Last year, I met someone who asked me for a low-risk investment suggestion. I recommended Engro Fertilizers (PSX: EFERT) to him and he said that current earnings were unsustainable due to expected expiry of concessionary gas. And I met so many other people who shared the same opinion. Alhamdulillah, to my benefit, people were probably not reading EFERT’s financial statements in detail. The management had mentioned in its notes that they were already provisioning the expense at higher gas prices. I didn’t even need to come up any EPS estimate as the gap between expectations and actual earnings was way too big, which then led to very steep movement in price 🙂
Likewise, my experience of running an automotive company helped me understand the kind of economies of scale that Sazgar Engineering (PSX: SAZEW) could realize in the March/2024 quarter. While my friends were concerned about sustainability of its gross profit margins, Alhamdulillah I told them that they should prepare for further expansion. And we saw the rally that ensued post the result.

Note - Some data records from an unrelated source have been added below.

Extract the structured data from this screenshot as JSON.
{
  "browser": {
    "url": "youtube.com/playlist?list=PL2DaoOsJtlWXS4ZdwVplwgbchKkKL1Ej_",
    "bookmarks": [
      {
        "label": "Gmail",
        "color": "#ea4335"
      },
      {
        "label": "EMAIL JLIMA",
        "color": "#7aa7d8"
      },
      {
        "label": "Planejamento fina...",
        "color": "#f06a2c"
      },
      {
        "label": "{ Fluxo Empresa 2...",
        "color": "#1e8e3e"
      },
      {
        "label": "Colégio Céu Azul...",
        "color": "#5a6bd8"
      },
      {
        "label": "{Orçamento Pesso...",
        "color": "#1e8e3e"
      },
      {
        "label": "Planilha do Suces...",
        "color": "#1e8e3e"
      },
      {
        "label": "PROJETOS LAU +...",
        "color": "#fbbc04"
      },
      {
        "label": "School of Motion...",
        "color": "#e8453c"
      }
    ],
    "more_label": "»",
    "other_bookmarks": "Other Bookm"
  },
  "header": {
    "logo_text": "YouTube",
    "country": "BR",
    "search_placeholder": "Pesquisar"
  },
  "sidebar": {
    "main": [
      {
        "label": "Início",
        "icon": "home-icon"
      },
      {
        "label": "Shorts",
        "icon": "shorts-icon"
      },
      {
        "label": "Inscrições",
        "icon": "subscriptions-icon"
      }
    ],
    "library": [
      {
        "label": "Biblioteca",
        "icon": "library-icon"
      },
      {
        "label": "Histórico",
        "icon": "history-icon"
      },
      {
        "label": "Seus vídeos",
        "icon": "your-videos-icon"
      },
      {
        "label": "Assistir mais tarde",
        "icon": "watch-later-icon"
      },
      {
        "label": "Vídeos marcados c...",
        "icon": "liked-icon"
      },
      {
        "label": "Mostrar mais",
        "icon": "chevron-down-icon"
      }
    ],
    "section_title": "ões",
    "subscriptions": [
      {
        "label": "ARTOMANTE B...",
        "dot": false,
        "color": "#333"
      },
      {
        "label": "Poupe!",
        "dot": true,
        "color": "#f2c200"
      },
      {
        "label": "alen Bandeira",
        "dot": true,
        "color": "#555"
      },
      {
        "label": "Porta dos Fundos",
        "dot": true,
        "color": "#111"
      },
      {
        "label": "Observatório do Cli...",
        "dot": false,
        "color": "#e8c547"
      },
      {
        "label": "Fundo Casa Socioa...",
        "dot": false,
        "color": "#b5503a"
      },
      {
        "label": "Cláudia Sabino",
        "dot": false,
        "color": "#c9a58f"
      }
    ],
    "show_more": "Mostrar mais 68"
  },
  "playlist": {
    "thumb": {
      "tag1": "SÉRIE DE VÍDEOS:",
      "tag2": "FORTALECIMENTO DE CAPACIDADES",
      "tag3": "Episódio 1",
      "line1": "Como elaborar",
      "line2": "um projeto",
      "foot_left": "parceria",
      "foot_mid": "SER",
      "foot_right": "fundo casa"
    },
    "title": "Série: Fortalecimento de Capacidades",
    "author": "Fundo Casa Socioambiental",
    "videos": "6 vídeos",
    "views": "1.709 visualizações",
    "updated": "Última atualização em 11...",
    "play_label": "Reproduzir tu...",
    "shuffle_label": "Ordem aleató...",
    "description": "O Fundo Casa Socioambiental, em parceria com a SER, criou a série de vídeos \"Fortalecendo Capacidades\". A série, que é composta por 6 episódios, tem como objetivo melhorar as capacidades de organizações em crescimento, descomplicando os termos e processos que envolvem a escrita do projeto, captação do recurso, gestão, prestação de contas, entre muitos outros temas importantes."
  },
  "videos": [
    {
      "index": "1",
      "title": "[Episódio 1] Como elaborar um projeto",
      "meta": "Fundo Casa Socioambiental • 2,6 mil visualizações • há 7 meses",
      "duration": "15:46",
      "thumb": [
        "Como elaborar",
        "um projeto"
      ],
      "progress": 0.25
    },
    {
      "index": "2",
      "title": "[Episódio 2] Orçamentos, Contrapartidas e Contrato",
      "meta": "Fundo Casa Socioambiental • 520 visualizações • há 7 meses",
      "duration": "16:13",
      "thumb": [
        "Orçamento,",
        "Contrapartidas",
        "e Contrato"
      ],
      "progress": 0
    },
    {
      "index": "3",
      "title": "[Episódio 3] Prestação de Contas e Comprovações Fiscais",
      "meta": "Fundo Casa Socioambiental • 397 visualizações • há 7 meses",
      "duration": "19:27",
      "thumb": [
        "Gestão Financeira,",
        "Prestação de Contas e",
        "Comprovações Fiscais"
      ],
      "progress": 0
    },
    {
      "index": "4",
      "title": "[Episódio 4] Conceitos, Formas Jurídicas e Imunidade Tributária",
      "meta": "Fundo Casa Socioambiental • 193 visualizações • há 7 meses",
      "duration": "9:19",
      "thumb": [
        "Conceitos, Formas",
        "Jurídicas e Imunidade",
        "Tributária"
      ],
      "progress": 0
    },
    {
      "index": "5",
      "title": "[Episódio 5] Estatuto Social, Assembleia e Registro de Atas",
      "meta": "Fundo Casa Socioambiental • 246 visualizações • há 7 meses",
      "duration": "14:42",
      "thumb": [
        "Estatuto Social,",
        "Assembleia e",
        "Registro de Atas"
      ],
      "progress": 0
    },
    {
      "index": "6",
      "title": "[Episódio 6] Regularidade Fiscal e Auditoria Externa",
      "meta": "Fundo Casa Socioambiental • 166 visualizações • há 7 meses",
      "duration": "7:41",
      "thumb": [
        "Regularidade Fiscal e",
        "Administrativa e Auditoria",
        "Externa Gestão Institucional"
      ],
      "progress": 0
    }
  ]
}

In another case, back in 2017, the stock market was betting on an amazing result from ATRL right after the completion of its upgradation project. My friends were estimating the net impact of the project with a depreciation expense at an estimated useful life of 20 years. Alhamdulillah, to my benefit again, they had not checked its accounting policy which clearly mentioned that plant and machinery were depreciated on a 10-year life. The net impact turned out to be negative in the end 🙂
Some of the readers might feel that I am boasting with these examples 🙂 However, the idea is to explain that the devil is generally in the details, but it can be in the macros too. For example, Alhamdulillah again, I realized early on that AMD had turned around its products and technology whereas Intel was still focused on its market share. AMD stock is up 5x over the past 5 years and INTC stock is down 50% over the same period.
What we must understand is that identifying big trends that differ from market expectations can lead to huge outperformances. In this backdrop, it is essential to understanding market expectations as well. You win half of the battles by knowing yourself and the remaining half by knowing your opponents.